I dropped out at mile 16 of the World Long Distance Mountain Running Championships in Podbrdo, Slovenia. Mile 16 crossed over and through the small mountain village of Hudajuzna, the lowest elevation point in the race. Ironically, my lowest point was at the lowest point.
At the start of the race, there was a 500 meter prologue. We were instructed that after they counted down, instead of taking off, everyone would jog together in a glomerulus cluster so that spectators could cheer us on before heading up the mountain. It was hard to see the road due to all of the bodies pressing together and I caught my left foot in a cattle grid. My ankle twisted, but it was no big deal. But, once we hit the trail, I did it again and again. Since late March I have been dealing with a tight hamstring/glute/hip flexor that has affected my gait and movement in my lower leg. My guess is that residual tightness made my ankle not able to recover and so it just kept getting weaker and weaker during the race. This was extremely unfortunate because the next 42 kilometers was on an aggressive, technical and relentless course with over 11,000 feet of gain.
The first climb started on a wide mountain jeep road. I worked on staying controlled and was sandwiched between my teammates, Cam and Anita. We gradually made our way up and then at about 5k there were short, steep dips. Every time I descended I felt sharp pain in my ankle and it made me rely heavily on my right leg. I felt lop-sided and unstable and was unable to navigate the technical terrain efficiently. I was working extra hard to get my body to move forward. I have never felt injury pain in a race before that made me question my ability to finish.
I made it up and over the highest peak and then started the long technical descent. On my first step down, my ankle just bent over and I would fall sideways catching myself with my hands. It was really ridiculous. My body felt so beaten up I felt like I was finishing up a race, not 9 miles into a marathon. Three miles into the descent I took an extra second at the aid station to try to regroup. Cam powered ahead and Anita was long gone. She mastered the descent like a boss. I started walk jogging to try to loosen up my legs and GU’d desperately.

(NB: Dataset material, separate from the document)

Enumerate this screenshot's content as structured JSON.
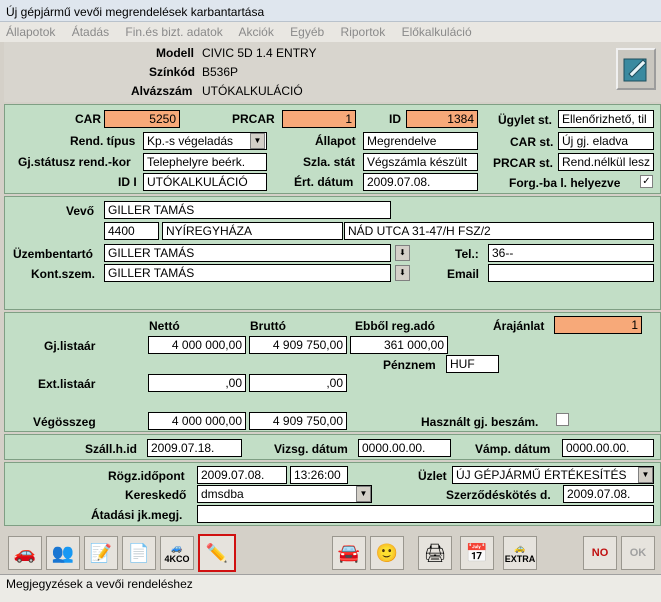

At mile 12 I started to have Tad sightings. There was a man walking towards me with sunglasses and a backwards hat. “Tad! Tad!” I yelled ahead. He ignored me. “Tad, it’s me!” It was like a bad dream. As I got closer I realized it was just a mirage. After what seemed like forever, I made it to Hudajuzna. There was a check point and somebody yelling out names on a loud speaker. I heard my name and wanted to just crawl in a hole. I knew my day was done. There was no questioning it. I walked around looking lost and confused until Tad finally found me. A sweet Slovenian grandma gave me a hug, kissed my cheek and gave me a chair to sit in. Kristina, my La Sportiva teammate, ran by and powered through to score for our team.
My U.S. teammates are some of the most awesome people and amazing athletes. Our men placed 5th and the women 4th. Full results here.
The day of the race, I accepted what happened. It is what it is. It happens to everybody. In the scheme of life, this is no big deal. But as each day passes, I get more and more overwhelmed with grief. I feel terribly embarrassed and feel the need to apologize to everybody for not representing our country well. I wake up in the middle of the night and obsess over what I could have done differently in the race, in my training.
I feel like I have been forcing races, workouts and runs for a couple months now. It is time to hit the reset button. Tad and I are getting married this weekend and then going to West Virginia to spend time with my family. It really sucks, but we decided to skip the U.S. Mountain Running Championships in Lincoln, New Hampshire. My body needs time to heal and I do not want to line up for another sub-par performance. I don’t think I can handle it mentally.
A good aspect that has come out of struggling the past couple months is it really has made me reflect on last year. I had an awesome spring and summer last year. When you’re in it, it is so easy to bounce from race to race and not appreciate successes. You always want more and therefore are always looking to the next event. But I am savoring it now.
I can’t express my gratitude enough for all of your wishes of support, encouragement and understanding. Many thanks to Nancy Hobbs and Jason Bryant for the opportunity to compete among the world’s best in one of the most beautiful places in the world.